If you have already learned about systems of linear equations, then you have probably discussed that the product of the slope of perpendicular lines is $latex -1$. The proof of this theorem comes from the fact that any point $latex (x,y)$ rotated 90 degrees at about the origin becomes $latex (-y,x)$. One example of this is shown below. The point $latex (3, 4)$, when rotated $latex 90$ degrees counterclockwise becomes $latex (-4,3)$.
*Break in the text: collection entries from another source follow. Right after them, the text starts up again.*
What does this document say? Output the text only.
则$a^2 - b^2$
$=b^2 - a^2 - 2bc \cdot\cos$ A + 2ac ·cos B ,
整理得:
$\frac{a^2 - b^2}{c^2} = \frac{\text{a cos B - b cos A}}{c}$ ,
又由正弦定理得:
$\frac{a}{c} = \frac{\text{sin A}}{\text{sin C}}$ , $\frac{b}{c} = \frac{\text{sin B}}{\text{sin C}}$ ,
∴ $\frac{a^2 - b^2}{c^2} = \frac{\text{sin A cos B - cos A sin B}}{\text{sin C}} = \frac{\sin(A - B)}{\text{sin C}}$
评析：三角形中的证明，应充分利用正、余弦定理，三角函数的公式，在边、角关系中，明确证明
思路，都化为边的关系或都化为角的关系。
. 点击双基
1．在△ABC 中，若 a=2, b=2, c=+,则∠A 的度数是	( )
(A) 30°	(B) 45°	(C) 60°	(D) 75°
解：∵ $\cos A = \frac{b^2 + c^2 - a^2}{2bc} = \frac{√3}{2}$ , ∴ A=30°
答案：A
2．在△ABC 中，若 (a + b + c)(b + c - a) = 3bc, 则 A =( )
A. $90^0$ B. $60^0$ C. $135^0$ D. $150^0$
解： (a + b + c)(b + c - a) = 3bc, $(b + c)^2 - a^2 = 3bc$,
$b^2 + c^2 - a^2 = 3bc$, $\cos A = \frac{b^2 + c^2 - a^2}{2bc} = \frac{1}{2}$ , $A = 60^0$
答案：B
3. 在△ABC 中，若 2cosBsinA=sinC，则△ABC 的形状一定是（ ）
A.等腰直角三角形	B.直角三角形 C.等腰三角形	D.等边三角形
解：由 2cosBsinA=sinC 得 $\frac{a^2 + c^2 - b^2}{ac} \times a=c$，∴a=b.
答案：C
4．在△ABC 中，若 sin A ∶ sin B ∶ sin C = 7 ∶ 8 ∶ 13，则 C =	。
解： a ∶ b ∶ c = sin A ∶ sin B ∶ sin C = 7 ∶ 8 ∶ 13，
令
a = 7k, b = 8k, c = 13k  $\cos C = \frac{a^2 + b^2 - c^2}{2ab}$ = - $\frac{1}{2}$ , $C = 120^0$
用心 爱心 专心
With this fact, we prove this theorem.

Slope of Perpendicular Lines Theorem

If two lines with slopes $latex m_1$ and $latex m_2$ are perpendicular, then $latex m_1 m_2 = -1$. 

Proof

Let $latex P(x_1, y_1)$ and $latex Q(x_2, y_2)$ be points on line $latex PQ$ passing through the origin.

If we rotate the points on the origin, then, the new coordinates of the points will be

$latex P^\prime= (-y_1, x_1)$ and $latex Q^\prime(-y_2, x_2)$.

If we let $latex m_1$ be the slope of $latex PQ$ and $latex m_2$ be the slope of $latex P^\prime Q^\prime$ , then

$latex m_1 = \displaystyle \frac{y_2 – y_1}{x_2 – x_2}$

$latex m_2 = \displaystyle \frac{x_2 – x_1}{-y_2 – (-y_1)} = \frac{x_2 – x_1}{-(y_2 – y_1)} = -\frac{x_2 – x_1}{y_2 – y_1}$

Multiplying $latex m_1$ and $latex m_2$, we have

$latex m_1 m_2 = \left ( \displaystyle \frac{y_2 – y_1}{x_2 – x_1} \right ) \left ( \displaystyle -\frac{x_2 – x_1}{y_2 – y_1} \right )$.

$latex = – 1$

That proves the theorem above.